I’ve just started reading Wendell Berry’s novel Jayber Crow. I’m going in with high expectations, so I hope I’m not disappointed. I’ve come across some good bits so far, though:
“A window opening on nothing but the blank sky was endlessly attractive to me; if I watched long enough, a bird or a cloud would appear within the frame, and I watched with patience. A window that looked out into a tree was a source of inexpressible happiness, for it permitted me to observe the foraging of the birds and the life history of leaves.” (34)
An odd thing to quote, I suppose, if it wasn’t for the fact that it is true of me as well.
Later, the main character (Jayber Crow) is thinking through what he thought was a call to preach. He thinks back to the orphanage he was at (The Good Shepherd) and the Bible college he’s at now (Pigeonville College) and how his views don’t seem to line up with those of his teachers.

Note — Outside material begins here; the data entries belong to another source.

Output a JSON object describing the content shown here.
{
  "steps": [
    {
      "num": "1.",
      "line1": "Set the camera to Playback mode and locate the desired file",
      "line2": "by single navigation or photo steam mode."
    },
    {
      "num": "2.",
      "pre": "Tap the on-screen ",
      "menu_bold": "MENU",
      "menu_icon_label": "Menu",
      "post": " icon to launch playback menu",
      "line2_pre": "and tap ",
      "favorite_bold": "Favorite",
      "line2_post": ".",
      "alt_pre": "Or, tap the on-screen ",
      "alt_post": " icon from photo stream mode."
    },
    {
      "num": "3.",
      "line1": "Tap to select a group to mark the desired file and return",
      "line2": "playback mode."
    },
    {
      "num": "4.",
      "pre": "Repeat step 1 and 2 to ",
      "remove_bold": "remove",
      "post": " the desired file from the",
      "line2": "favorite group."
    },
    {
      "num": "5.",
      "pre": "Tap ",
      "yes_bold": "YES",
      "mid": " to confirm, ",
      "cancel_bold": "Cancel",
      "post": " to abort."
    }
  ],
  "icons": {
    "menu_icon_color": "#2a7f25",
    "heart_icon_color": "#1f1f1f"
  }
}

“I took to studying the ones of my teachers who were also preachers, and also the preachers who came to speak in the chapel and at various exercises. In most of them I saw the old division of body and soul that I had known at The Good Shepherd. The same rift ran through everything at Pigeonville College; the only difference was that I was able to see it more clearly, and to wonder at it. Everything bead was laid on the body, and everything good was credited to the soul. It scared me a little when I realized that I saw it the other way around. If the soul and body really were divided, then it seemed to me that all the worst sins—hatred and anger and self-righteousness and even greed and lust—came from the soul. But these preachers I’m talking about all thought that the soul could do no wrong, but always had its face washed and its pants on and was in agony over having to associate with the flesh and the world. And yet these same people believed in the resurrection of the body.” (49)
Exactly. This is the way the old dualistic Gnostic heresy—spiritual world=good, physical world=bad—creeps in. Jayber wonders, “Did Jesus put on our flesh that we might despise it?” (50) What a great question!